By Michael Kalafatis (Stoke-on-Trent)


“A bad review is better than sinking into the great glut of anonymity.” Velvet Buzzsaw begins with Morf Vanderwalt (Jake Gyllenhaal) a contemporary art critic attending an art exhibition with his friend and agent Josephina (Zawe Ashton). Josephina works for Rhodora Haze (Rene Russo) who is also an agent and owns one of the biggest contemporary art galleries in Los Angeles, in the 1970s she was part of a punk rock band called Velvet Buzzsaw, but she eventually abandoned it for the superficial world of art. One day when Josephina returns to her apartment block she finds a prostrate figure, lying outside of his apartment, dead. During the same night she hears cat’s sounds emanating from the dead man’s apartment, when she enters she discovers a house teeming with paintings and sketches, but the quantity does not startle her as much as the quality, without a moment’s hesitations she calls Rhodora.

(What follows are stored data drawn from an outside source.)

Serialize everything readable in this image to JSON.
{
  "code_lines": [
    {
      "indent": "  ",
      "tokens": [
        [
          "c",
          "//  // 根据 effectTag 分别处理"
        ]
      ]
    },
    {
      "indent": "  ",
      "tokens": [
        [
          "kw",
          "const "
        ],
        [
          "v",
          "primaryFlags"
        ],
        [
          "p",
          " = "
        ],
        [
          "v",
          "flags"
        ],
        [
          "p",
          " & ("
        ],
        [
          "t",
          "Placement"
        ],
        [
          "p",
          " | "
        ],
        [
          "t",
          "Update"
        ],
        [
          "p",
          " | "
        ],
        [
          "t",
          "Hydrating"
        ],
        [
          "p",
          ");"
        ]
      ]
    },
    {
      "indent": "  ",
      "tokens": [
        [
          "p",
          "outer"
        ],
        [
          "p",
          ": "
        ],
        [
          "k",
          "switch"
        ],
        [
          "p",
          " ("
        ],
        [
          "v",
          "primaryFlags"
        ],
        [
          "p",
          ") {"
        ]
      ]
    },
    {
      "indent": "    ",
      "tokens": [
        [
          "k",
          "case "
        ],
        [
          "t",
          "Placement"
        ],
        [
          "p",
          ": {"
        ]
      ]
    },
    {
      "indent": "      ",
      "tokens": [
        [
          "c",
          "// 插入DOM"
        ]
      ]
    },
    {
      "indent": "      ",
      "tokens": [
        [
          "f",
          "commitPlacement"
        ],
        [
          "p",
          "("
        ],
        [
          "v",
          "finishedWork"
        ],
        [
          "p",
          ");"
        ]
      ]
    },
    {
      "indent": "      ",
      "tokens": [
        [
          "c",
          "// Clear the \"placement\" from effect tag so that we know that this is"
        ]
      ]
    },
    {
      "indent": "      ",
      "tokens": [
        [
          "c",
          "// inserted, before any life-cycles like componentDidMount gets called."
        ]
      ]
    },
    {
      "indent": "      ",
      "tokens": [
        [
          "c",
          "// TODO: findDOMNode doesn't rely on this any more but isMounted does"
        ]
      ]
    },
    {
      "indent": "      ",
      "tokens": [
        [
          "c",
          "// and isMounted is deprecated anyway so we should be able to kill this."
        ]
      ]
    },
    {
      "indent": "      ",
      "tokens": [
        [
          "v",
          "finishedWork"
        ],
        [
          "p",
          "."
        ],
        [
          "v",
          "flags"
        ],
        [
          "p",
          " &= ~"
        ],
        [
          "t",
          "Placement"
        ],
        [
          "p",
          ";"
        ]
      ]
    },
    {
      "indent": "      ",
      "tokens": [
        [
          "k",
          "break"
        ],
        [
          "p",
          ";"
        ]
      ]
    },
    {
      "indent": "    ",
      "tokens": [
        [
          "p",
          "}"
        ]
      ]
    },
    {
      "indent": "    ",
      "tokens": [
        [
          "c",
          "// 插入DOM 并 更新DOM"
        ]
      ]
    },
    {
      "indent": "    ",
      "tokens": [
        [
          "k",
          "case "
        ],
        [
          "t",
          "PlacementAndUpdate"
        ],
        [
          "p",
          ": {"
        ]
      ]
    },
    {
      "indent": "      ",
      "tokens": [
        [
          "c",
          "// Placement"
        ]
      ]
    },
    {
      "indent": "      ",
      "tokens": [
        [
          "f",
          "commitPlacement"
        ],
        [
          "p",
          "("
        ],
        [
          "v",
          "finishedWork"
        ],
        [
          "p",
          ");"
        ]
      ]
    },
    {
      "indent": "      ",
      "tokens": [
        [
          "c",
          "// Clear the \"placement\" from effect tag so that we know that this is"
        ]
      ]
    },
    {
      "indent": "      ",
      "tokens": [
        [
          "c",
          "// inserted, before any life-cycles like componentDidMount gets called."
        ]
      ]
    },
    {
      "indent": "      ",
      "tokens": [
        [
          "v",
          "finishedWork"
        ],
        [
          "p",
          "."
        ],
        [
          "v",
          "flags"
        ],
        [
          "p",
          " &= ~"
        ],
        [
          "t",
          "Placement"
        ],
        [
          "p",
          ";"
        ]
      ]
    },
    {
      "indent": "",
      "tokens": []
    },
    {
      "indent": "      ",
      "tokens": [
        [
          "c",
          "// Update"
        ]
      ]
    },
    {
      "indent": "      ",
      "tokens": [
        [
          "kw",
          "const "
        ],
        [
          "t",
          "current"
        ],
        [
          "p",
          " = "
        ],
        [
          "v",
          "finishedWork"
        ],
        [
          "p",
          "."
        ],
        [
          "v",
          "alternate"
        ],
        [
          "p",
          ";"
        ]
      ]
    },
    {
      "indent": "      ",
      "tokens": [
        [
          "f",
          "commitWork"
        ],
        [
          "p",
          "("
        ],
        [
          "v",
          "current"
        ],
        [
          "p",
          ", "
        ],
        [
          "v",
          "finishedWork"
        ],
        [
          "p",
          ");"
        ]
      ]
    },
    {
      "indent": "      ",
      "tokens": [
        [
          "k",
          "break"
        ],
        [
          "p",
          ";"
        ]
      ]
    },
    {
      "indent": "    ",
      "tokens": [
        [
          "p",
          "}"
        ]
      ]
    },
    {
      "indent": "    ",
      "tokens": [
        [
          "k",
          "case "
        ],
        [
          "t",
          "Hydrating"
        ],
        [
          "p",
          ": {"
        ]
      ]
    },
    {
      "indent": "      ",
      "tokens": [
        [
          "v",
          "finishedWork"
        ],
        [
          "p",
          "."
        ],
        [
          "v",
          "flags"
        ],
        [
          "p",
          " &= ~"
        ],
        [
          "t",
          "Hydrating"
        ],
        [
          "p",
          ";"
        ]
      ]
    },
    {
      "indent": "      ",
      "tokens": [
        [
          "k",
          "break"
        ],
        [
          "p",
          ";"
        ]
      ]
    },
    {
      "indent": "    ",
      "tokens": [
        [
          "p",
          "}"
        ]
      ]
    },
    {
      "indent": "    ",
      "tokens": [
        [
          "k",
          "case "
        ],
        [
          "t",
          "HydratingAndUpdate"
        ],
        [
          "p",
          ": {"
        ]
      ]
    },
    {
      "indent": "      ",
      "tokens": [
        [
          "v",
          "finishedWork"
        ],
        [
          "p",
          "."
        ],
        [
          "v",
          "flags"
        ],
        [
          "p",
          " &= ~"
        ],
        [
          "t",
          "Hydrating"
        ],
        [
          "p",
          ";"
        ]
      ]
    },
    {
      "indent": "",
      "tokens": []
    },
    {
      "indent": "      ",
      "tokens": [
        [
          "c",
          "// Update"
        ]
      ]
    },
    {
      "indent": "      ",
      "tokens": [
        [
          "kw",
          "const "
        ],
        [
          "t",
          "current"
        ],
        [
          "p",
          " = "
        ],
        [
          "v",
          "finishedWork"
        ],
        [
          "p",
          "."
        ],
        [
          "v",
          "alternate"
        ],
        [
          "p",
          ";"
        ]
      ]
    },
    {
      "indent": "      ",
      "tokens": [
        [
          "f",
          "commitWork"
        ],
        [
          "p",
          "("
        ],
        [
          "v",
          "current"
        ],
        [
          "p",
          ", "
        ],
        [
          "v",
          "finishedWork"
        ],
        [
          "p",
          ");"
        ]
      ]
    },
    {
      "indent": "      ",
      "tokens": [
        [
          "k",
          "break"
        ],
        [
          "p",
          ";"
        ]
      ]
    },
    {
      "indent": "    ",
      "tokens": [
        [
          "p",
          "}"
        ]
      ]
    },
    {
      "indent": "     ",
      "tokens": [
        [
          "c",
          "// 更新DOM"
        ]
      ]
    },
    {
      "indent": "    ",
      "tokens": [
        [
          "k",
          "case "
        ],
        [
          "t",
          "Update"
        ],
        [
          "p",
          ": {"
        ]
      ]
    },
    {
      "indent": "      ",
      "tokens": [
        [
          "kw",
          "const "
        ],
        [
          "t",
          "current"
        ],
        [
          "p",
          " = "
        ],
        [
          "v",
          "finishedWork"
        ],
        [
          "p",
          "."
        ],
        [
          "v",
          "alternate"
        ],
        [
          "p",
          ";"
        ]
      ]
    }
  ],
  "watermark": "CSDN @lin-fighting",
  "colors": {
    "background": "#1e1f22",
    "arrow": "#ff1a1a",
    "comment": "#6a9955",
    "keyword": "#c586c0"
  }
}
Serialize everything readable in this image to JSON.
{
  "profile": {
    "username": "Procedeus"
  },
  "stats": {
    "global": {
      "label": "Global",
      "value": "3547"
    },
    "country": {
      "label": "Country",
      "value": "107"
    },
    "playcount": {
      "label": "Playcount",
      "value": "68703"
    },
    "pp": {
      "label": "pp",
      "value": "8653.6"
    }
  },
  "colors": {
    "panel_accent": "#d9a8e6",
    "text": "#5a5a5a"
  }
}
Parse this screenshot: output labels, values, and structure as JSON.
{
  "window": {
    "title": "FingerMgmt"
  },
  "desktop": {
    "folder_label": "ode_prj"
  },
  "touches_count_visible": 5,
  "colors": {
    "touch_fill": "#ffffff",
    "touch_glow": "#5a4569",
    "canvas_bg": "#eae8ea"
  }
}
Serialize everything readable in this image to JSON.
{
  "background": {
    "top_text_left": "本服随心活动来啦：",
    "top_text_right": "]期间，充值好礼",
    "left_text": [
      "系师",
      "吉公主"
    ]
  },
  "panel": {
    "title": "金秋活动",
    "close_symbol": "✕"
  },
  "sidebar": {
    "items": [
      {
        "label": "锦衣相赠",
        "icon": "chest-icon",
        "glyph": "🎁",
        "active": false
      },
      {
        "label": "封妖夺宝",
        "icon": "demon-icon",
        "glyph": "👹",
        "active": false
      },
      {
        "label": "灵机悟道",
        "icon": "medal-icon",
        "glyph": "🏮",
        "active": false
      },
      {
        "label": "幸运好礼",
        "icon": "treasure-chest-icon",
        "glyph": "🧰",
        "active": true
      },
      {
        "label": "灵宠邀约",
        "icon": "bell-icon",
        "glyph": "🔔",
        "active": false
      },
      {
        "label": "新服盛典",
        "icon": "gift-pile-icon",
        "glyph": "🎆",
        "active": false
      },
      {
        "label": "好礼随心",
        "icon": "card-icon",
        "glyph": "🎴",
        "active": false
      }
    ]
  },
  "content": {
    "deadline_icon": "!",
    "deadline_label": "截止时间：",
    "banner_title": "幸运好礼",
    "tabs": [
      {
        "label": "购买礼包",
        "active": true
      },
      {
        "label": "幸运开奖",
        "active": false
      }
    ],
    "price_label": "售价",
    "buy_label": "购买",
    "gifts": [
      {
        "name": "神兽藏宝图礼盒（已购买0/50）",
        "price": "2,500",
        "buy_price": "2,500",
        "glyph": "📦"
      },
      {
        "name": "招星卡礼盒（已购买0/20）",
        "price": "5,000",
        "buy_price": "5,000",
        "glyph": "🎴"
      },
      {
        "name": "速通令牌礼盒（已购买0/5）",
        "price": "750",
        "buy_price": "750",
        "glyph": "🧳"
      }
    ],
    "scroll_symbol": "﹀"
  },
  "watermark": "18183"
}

After a while, these mysterious paintings becomes part of Rhodora’s next exhibition which attracts a lot of interest and fascination from art lovers and artists alike, who cannot stop gazing at them, and some even think that the paintings appears to move, it’s as if the enigmatic painter had imparted motion while he painting them. After the success of Rhodora’s exhibition, we learn that the mysterious person responsible for such exhilarating art is called Vetril Dease and every person who procures or sells his art cannot escape a shocking and disturbing death. Morf is the only one who realises that these deaths are linked with the newly discovered art and starts researching Dease’s past life with disturbing consequences.

Dan Gilroy in 2014 released Nightcrawler, a thought provoking dark satire with a haunting performance from Jake Gyllenhaal, after five years Gilroy and Gyllenhaal are reunited in Velvet Buzzsaw, a horror/ satire film about the superficial art world in which Gyllenhaal plays a bisexual contemporary critic whose articles can make or break an artist’s career. He is a very unlikeable character, midway through the film he attends a funeral and critiques the organ music, which he calls it “cheesy” and wonders about the colour of the casket and if it was bought “on sale”. This is one of the main problem of the film, there is an abundance of unlikeable characters, a thing that worked well on Nightcrawler but because Velvet Buzzsaw is also a horror film, we need to feel sympathy for the many characters who meets their eventual demise by Dease’s paintings.  

A horror film to be able to function and scare its audience is through the way it makes you sympathise with its main characters, so when something is lurking in the shadows or a character is pursued by an unknown entity the audience needs to feel dread or anxiety, two elements lacking in Velvet Buzzsaw. Even though Gilroy fails to create frightening moments he kills his characters in a very creative and surreal way. The worst thing about Velvet Buzzsaw is that it feels reserved, it does not fully embrace its own nonsensical plot and uses the elements of surreal and horror sporadically, elements that could elevate the film. Velvet Buzzsaw could have been a unique film akin to Nicolas Winding Refn’s The Neon Demon (2016) or Ingmar Bergman’s Hour of the Wolf (1968). Refn’s film is a surreal satire about the fashion world and its obsession with youth and beauty, a film that becomes weirder and more surreal as it approaches its climax. Bergman’s film is about an artist’s disintegration, and how he loses his mind by letting his nightmares permeates his real life and he starts communicating with horrifying spirits who walks on walls and have demonic characteristics.

These two films mentioned above like Velvet Buzzsaw share a very intriguing premise but Buzzsaw falters in the execution and is incessantly tries to satirise unsuccessfully the superficial art world in a very superficial way, while muting the most interesting and unsettling parts of the film. Vetril Dease and his paintings are the most interesting aspects of the film. A large number of art painted by Dease is reminiscent of the Baroque style, especially Rembrandt’s use of minimal colour palette and chiaroscuro but some depicts violence akin to Caravaggio’s paintings like Judith Beheading Holofernes or David with the Head of Goliath. While some evokes Van Gogh’s glaring and surreal paintings like Sower at Sunset and some expressionistic works like Edvard Munch’s The Scream. The way the paintings comes to life in Gilroy’s film are very creative and believable, in a surreal way they orchestrate their attacks and they do not become repetitive, these attacks are the most entertaining moments of the entire film.

Verdict: Velvet Buzzsaw underwhelms, even though has a great premise, it does not fully embrace its silliness, thus losing an opportunity to become a memorable film, which tries unsuccessfully to satires the superficial art world in a very superficial way.